The time she was just Jimmy Olsen's imagination

The difficulty DC Comics creators had with the whole Supergirl concept was there right from the start. Even though her debut would kick off thousands of fan letters and there had been other successful "female version" characters, they were still hemming and hawing in 1958, one year before Supergirl actually debuted. So they decided on a test run.

In Superman #123, Jimmy Olsen got a hold of a totem that granted wishes, and much like Kara would years later, decided that his best pal needed a little matchmaking.
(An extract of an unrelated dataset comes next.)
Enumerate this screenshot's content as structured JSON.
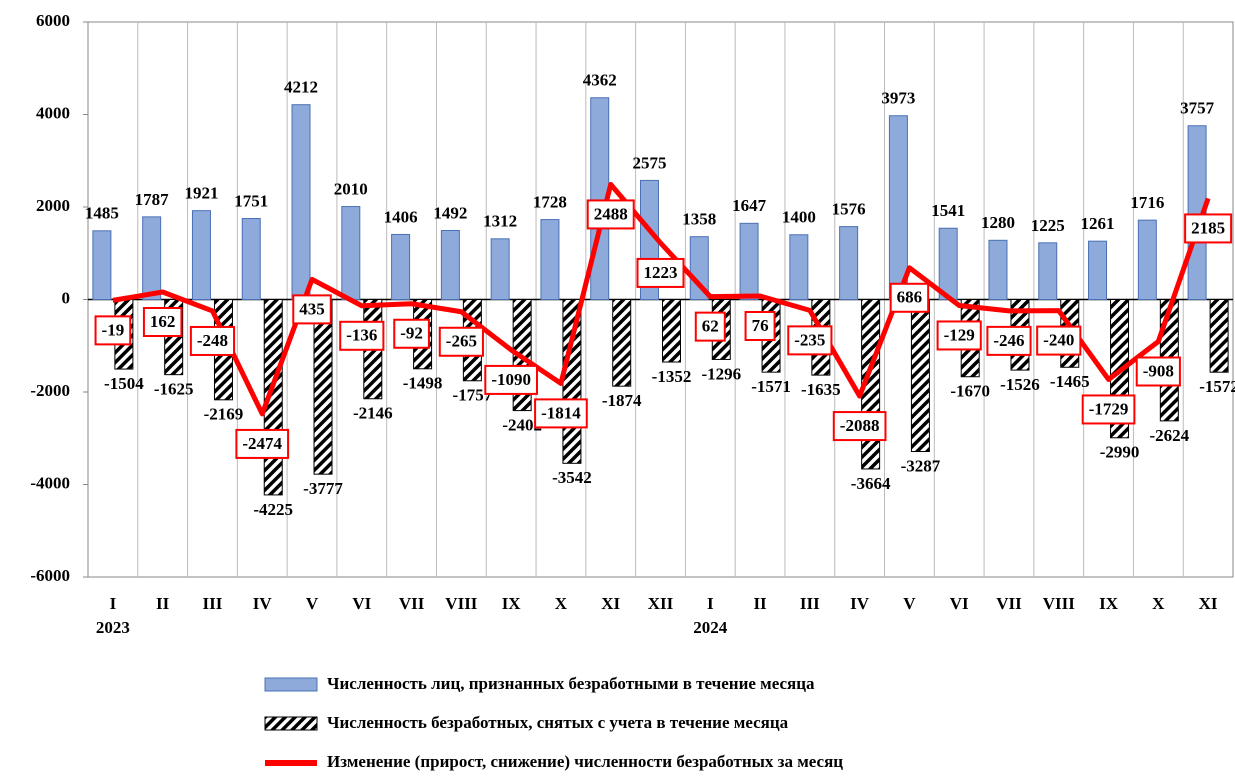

So he wished a "Super-Girl" into existence, no relation to Superman, who could serve him as both a crimefighting and a romantic partner. The two mostly got in each other's way, but Super-Girl did save Superman from a Kryptonite trap.

On the other hand, she was pretty overconfident about her own ability to withstand K-radiation: it seemed she was slower to succumb to it, but, unlike Superman, couldn't just shake it off after getting away from the Kryptonite itself. Jimmy ended up having to mercy-wish her back out of existence, rather than watch her die a painful death from radiation poisoning.

But no worries! This was one of Superman's "imaginary stories," so it wasn't even as "real" as an in-canon Superman story. That version of Super-Girl was, like, triple imaginary. Just ignore her screams!

Conclusion

When they introduced comic book shows like Gotham, The Flash, and Arrow, lots of people were hoping they would stay true to the comics. So far, Supergirl is more or less blazing its own trail, and looking back at her history... that might be for the best.